At Fort Hood we had many special moments. An Army veteran who lost 10 friends showed up and left in tears. The tv crew that was there to do a story really capitalized on him being there and handed him the book asking him to look up his friends and to quiz me on what number they were on the wall. It was awkward for me and I know the tv crew meant no harm but these were his friends he watched die in battle and the tv crew was turning it into a game. The tv guys are incredibly good guys and they certainly meant no harm but they just didn’t understand. The veteran eventually broke down in tears and left the wall.
My cousin made this error once as well. I was talking with a guy at the MLB baseball game who had a friend on the wall and was near tears. My cousin asked him if he would like his picture with me. They guy just walked away. I know my cousin meant no harm but sometimes folks start seeing the wall as a memory demonstration with me as the star and not a tribute to hero’s with the names on the wall as the focus. I understand it but I am uncomfortable with it and I am very aware that the veterans who show up don’t see it as a memory demonstration. They see their friends.
That day Sgt Perkins stood at the wall for hours with his family as he waited for me to write his friends names. A woman showed up who served with Spc Shawn Muhr and searched out his name. Another was an Army wife whose husband has made it back. He role when her husband was deployed was to keep in contact with all the wives. She also searched out one of her husband’s friends.

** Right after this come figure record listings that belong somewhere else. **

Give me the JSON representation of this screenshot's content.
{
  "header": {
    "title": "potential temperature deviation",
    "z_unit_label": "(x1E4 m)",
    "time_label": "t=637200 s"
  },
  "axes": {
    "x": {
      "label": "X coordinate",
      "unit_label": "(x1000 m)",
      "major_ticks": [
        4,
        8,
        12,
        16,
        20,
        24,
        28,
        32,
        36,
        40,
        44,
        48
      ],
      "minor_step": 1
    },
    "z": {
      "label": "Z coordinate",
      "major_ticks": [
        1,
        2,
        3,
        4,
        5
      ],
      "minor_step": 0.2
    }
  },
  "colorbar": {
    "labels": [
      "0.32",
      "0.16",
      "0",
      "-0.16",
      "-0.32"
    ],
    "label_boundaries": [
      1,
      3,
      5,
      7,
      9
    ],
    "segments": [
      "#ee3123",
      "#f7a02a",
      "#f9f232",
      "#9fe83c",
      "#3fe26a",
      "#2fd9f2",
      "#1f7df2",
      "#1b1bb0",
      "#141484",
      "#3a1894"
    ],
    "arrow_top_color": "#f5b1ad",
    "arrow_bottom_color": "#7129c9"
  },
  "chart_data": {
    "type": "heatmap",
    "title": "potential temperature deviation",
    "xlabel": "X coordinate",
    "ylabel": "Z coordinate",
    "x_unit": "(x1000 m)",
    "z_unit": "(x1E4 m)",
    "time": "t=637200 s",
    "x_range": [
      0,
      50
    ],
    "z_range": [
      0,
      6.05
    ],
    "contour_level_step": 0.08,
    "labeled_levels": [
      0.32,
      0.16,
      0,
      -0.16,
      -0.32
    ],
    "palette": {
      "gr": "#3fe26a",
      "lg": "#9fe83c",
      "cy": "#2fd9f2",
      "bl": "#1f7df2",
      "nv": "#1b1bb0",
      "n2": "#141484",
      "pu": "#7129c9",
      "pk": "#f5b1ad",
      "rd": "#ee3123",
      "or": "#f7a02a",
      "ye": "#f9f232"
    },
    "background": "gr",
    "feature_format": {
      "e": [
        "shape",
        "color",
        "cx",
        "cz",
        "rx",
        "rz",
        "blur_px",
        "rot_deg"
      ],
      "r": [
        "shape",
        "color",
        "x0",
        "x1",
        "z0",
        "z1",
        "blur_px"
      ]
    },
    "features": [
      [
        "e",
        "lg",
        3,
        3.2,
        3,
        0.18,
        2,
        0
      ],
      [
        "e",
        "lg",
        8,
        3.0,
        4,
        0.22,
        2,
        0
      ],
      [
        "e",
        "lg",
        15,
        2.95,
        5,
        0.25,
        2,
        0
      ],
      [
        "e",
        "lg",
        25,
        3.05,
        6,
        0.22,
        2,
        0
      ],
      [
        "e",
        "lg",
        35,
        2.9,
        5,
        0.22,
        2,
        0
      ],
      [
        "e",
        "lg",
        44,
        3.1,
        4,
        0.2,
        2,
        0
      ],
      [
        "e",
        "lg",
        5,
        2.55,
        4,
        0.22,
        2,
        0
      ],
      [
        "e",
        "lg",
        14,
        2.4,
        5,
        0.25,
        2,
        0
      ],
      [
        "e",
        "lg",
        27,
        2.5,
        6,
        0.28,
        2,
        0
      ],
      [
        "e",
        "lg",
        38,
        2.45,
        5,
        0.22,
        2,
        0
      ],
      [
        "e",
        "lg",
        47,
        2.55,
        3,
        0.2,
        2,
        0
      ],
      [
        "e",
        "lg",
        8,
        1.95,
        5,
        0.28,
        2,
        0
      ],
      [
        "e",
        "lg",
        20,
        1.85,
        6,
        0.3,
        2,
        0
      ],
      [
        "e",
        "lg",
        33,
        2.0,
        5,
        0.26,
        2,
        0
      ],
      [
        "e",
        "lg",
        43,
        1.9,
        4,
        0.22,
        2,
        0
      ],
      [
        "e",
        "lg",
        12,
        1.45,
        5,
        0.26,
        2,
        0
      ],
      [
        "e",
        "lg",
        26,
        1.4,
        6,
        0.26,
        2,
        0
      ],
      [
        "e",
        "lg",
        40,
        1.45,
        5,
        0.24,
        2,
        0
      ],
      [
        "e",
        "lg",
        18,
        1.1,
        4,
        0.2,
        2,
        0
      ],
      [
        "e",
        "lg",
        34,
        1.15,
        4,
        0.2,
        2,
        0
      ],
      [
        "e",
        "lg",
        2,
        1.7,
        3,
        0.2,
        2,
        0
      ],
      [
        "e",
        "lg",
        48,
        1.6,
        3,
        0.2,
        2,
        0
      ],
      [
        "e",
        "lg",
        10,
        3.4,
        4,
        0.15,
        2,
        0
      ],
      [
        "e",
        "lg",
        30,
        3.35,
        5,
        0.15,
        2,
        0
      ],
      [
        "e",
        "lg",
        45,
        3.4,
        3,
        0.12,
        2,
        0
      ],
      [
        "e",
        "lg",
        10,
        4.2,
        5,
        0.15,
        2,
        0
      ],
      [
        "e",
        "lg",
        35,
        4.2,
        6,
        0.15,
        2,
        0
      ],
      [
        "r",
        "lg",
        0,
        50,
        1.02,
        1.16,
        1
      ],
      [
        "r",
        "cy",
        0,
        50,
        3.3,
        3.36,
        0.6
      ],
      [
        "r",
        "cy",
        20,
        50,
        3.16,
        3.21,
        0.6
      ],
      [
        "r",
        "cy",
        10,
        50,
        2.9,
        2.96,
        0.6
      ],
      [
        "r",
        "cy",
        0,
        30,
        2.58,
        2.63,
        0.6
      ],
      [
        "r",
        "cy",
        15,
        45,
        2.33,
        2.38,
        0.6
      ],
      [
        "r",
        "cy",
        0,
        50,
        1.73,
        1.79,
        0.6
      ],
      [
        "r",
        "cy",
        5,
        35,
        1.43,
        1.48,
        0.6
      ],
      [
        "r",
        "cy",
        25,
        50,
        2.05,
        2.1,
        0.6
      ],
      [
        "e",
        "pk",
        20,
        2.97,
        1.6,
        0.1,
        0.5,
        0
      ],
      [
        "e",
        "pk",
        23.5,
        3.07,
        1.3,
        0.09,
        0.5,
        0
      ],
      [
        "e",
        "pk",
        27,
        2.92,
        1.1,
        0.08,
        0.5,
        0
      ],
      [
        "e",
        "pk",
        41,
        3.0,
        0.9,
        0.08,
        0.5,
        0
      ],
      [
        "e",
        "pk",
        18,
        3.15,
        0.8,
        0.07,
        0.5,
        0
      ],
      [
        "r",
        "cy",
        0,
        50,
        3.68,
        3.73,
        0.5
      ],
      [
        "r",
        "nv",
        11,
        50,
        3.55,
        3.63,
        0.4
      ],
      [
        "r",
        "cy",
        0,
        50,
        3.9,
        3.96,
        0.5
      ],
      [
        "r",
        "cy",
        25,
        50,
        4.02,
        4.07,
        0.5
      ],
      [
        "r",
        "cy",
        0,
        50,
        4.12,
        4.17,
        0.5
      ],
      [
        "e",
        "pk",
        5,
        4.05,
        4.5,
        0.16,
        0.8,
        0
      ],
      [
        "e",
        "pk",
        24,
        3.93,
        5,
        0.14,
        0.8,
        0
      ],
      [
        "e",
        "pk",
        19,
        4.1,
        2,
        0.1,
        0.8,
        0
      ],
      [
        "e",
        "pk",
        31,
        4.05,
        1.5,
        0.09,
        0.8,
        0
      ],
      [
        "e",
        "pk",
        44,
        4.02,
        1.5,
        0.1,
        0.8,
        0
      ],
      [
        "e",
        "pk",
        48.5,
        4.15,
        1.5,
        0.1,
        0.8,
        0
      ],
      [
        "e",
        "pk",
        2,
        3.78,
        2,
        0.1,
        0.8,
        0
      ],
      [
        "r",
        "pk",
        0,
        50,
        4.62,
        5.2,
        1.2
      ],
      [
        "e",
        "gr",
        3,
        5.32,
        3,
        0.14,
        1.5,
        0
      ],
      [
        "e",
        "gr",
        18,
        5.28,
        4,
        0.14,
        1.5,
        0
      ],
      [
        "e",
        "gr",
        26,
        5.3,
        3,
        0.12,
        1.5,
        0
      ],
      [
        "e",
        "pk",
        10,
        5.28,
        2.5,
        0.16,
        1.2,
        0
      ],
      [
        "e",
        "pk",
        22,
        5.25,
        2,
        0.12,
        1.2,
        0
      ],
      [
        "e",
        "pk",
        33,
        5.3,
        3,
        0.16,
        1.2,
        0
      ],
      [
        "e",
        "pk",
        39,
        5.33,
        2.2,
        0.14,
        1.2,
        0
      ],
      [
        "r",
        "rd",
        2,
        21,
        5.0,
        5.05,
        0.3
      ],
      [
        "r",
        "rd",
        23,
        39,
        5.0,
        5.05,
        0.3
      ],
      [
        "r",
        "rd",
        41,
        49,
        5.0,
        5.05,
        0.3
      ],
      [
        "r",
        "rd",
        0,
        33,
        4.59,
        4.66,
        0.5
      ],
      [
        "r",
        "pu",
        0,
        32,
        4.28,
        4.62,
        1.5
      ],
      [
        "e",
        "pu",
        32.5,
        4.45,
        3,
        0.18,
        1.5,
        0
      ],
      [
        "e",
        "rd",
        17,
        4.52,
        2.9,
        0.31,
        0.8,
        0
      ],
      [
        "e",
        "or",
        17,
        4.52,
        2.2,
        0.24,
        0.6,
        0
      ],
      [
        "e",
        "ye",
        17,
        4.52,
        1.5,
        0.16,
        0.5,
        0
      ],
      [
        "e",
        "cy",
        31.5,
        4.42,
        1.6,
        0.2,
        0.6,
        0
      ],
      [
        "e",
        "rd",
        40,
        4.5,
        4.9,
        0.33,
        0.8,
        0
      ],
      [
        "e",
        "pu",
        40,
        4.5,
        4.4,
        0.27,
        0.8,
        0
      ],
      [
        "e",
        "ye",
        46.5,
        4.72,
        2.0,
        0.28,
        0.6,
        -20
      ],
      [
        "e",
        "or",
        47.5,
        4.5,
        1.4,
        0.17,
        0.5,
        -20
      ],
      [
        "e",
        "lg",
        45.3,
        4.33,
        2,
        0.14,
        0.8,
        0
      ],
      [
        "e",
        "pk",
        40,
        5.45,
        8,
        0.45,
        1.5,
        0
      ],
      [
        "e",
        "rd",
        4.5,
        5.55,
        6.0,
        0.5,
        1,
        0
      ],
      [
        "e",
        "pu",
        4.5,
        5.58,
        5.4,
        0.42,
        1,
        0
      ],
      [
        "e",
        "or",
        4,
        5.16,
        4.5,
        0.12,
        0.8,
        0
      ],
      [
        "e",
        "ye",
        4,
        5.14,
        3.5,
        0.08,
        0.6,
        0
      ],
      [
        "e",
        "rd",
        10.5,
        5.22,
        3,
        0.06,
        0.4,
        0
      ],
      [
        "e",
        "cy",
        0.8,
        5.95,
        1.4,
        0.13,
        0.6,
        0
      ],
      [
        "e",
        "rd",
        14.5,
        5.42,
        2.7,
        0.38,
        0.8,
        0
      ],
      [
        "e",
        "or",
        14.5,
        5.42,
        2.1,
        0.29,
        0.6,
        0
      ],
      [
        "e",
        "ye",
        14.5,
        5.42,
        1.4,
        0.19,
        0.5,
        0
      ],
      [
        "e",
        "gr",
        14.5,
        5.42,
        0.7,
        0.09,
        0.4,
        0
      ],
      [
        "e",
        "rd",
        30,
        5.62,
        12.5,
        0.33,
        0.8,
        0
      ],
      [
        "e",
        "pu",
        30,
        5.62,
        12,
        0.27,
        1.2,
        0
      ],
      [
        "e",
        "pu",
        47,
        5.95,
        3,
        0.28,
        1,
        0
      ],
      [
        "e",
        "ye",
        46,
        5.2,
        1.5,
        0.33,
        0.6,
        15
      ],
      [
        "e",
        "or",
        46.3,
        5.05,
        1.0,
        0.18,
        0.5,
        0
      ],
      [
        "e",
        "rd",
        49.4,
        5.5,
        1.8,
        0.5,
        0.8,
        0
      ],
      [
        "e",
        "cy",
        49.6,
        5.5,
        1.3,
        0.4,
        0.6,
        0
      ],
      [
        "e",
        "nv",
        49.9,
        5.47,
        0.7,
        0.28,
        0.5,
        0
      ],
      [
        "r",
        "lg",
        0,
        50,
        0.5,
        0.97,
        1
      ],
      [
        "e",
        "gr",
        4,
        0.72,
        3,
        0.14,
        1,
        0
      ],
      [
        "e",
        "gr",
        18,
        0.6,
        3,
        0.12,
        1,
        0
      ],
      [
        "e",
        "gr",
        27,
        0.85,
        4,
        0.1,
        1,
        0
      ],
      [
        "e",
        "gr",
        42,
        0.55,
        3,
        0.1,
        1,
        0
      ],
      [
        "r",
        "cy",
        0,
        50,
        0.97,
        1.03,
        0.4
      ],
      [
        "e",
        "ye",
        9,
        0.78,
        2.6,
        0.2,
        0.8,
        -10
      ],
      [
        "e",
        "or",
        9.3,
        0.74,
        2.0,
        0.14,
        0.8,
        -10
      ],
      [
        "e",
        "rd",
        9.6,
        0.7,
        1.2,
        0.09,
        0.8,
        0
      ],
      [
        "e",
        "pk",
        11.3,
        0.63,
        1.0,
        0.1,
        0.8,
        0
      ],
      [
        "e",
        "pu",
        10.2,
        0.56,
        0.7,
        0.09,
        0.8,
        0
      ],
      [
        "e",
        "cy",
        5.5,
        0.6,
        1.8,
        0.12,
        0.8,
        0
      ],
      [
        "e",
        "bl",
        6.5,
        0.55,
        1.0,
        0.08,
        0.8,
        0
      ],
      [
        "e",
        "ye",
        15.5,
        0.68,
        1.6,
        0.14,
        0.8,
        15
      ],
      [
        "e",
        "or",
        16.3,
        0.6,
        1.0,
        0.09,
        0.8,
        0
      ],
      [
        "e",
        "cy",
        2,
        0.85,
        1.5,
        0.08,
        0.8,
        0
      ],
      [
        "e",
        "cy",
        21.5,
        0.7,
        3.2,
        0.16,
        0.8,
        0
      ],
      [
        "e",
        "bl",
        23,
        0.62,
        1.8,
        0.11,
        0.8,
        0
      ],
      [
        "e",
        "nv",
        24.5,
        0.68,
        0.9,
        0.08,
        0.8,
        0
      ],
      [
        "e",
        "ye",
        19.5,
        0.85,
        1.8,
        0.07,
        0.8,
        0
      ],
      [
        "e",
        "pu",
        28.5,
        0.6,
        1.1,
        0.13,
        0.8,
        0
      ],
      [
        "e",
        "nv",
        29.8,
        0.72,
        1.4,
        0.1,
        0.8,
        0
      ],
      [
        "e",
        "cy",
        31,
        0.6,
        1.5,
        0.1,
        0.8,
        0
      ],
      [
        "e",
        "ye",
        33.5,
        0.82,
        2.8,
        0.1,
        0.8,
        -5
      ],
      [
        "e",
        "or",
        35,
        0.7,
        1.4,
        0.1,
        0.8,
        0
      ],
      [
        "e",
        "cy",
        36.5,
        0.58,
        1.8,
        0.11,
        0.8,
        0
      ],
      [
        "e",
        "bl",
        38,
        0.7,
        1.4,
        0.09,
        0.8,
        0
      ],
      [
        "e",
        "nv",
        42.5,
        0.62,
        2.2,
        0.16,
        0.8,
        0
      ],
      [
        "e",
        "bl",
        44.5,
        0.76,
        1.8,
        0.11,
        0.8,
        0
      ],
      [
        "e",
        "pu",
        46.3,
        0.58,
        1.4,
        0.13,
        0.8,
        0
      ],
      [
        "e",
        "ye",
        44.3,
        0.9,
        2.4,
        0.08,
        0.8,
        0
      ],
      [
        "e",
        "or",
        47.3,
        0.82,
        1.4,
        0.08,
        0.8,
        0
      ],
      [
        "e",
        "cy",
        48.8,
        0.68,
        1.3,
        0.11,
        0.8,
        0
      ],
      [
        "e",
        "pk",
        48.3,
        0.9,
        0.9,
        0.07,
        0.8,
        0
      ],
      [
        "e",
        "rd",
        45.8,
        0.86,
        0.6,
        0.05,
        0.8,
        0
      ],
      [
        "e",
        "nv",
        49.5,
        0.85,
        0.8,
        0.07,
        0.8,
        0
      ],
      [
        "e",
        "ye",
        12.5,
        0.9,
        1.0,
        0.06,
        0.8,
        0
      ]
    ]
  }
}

That day at Fort Hood I really sped through the names and finished in record time. 8 hours. Partly because the crowds were lighter and fewer interruptions, partly because I wrote out the numbers the night prior and partly because I had spent the previous 10 days immersed in reviewing the names.
That night my dad and I with the help of the TV crew loaded up the wall and drove back to Fort Worth. This time we listened to my dad’s GPS and soon I would be in my own bed relaxing after another satisfying day.